The reason is the Kol Nidre.
"When, on the Day of Atonement, you walk into a synagogue, the very first prayer that you recite, you stand -- and it's the only prayer for which you stand -- and you repeat three times a short prayer. The Kol Nidre. In that prayer, you enter into an agreement with God Almighty that any oath, vow, or pledge that you may make during the next twelve months -- any oath, vow or pledge that you may take during the next twelve months shall be null and void.
The oath shall not be an oath; the vow shall not be a vow; the pledge shall not be a pledge. They shall have no force and effect, and so forth and so on.
And further than that, the Talmud teaches: "Don't forget -- whenever you take an oath, vow, and pledge -- remember the Kol Nidre prayer that you recited on the Day of Atonement, and that exempts you from fulfilling that."
That explains a lot, doesn't it, readers?
Israel rarely honors agreements
"Israel has signed a series of binding agreements to freeze settlement activity, which it never intended to fulfill. Of the 40 years of occupation, only during three has construction been stopped despite all the agreements and promises to do so. There is no reason to believe that Israel will behave differently this time.

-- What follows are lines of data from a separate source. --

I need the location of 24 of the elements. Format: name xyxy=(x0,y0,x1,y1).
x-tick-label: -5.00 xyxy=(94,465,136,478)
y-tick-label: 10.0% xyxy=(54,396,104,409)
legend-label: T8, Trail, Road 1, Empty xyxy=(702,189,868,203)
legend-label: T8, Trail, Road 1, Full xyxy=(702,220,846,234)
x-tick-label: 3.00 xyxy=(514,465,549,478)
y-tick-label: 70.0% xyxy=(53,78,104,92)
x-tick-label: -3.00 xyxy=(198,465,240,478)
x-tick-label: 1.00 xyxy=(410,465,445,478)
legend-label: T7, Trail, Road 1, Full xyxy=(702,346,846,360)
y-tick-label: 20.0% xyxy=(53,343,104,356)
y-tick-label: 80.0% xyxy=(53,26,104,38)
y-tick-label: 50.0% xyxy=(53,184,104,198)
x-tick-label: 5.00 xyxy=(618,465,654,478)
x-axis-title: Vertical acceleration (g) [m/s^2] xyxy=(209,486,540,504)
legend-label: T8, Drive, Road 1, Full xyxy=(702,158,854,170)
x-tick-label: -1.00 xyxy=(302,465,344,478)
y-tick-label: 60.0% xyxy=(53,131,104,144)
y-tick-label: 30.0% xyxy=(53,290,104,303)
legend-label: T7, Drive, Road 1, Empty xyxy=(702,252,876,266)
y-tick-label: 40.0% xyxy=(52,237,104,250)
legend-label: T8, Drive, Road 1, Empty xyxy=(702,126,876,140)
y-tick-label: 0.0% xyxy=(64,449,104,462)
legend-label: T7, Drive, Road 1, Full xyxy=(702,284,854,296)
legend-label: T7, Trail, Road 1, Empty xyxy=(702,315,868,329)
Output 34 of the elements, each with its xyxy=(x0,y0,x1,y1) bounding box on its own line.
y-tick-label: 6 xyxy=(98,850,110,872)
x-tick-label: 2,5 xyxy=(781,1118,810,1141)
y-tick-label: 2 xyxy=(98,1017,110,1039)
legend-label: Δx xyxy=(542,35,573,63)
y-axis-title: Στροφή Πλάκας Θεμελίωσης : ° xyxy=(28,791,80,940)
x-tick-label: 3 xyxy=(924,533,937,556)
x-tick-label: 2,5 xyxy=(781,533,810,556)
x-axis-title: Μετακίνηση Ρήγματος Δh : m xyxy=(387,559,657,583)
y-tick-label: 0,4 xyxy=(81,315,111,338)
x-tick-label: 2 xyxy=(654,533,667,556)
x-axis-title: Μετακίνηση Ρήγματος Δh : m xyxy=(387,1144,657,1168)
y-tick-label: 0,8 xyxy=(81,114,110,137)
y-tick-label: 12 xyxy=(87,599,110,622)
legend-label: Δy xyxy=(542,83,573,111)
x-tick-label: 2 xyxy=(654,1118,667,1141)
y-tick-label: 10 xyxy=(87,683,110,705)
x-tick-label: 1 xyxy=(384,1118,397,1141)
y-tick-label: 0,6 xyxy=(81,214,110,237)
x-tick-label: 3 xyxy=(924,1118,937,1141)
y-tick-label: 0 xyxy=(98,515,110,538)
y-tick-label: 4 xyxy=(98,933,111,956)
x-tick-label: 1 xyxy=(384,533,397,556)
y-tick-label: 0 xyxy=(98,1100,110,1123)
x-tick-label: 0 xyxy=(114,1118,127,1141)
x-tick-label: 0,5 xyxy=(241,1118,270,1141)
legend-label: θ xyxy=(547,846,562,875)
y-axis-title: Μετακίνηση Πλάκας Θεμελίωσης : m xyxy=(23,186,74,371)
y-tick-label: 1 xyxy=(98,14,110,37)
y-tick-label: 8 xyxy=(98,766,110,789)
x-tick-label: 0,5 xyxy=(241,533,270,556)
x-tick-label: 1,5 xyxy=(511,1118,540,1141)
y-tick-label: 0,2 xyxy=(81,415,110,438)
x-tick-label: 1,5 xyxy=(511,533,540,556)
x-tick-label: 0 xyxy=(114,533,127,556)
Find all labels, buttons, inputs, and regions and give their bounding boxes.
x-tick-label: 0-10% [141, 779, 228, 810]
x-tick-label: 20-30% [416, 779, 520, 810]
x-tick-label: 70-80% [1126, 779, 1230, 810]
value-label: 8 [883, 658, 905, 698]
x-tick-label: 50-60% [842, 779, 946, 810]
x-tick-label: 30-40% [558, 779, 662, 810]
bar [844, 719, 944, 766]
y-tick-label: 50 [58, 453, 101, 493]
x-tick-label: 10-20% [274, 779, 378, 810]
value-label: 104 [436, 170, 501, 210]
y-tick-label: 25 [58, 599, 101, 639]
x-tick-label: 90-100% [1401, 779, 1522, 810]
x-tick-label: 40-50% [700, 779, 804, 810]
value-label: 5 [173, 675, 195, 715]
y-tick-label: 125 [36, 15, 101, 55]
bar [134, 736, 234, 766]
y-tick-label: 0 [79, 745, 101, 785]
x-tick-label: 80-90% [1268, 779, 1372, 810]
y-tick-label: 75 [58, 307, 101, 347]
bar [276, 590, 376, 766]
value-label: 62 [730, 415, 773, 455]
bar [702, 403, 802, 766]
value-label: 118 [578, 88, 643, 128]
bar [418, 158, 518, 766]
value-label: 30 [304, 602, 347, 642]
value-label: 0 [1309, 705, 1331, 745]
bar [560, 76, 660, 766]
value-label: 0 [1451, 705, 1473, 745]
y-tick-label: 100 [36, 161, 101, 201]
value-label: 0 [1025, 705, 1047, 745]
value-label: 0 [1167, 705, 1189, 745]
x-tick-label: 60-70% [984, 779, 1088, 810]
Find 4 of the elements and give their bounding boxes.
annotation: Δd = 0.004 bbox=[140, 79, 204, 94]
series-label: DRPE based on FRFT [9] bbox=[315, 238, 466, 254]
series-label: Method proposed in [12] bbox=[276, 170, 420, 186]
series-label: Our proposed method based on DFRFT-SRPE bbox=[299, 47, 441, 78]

Of all Israel's iniquities in the occupied territories - the brutality, the assassinations, the siege, the hunger, the blackouts, the checkpoints and the mass arrests - nothing serves as witness to its real intentions than the settlements. Certainly for the future. Every home built in the territories, every light pole and every road are like a thousand witnesses: Israel does not want peace; Israel wants occupation. Whoever is serious about peace and a Palestinian state does not put up even a shed.
From Oslo through Camp David and on to the road map, Israel has not put an end to the most criminal enterprise in its history.... This terrible enterprise, whose purpose is to foil any chance for peace, is also a criminal enterprise."
Heads I Win, Tails You Lose
"At the beginning of the first intifada, in 1988, Israel expelled Mubarak Awad, a Palestinian-American child psychologist who advocated Gandhian tactics for resisting the occupation. The Israeli government understood right away that nonviolent tactics had the potential to embarrass Israel, and was determined to stop him."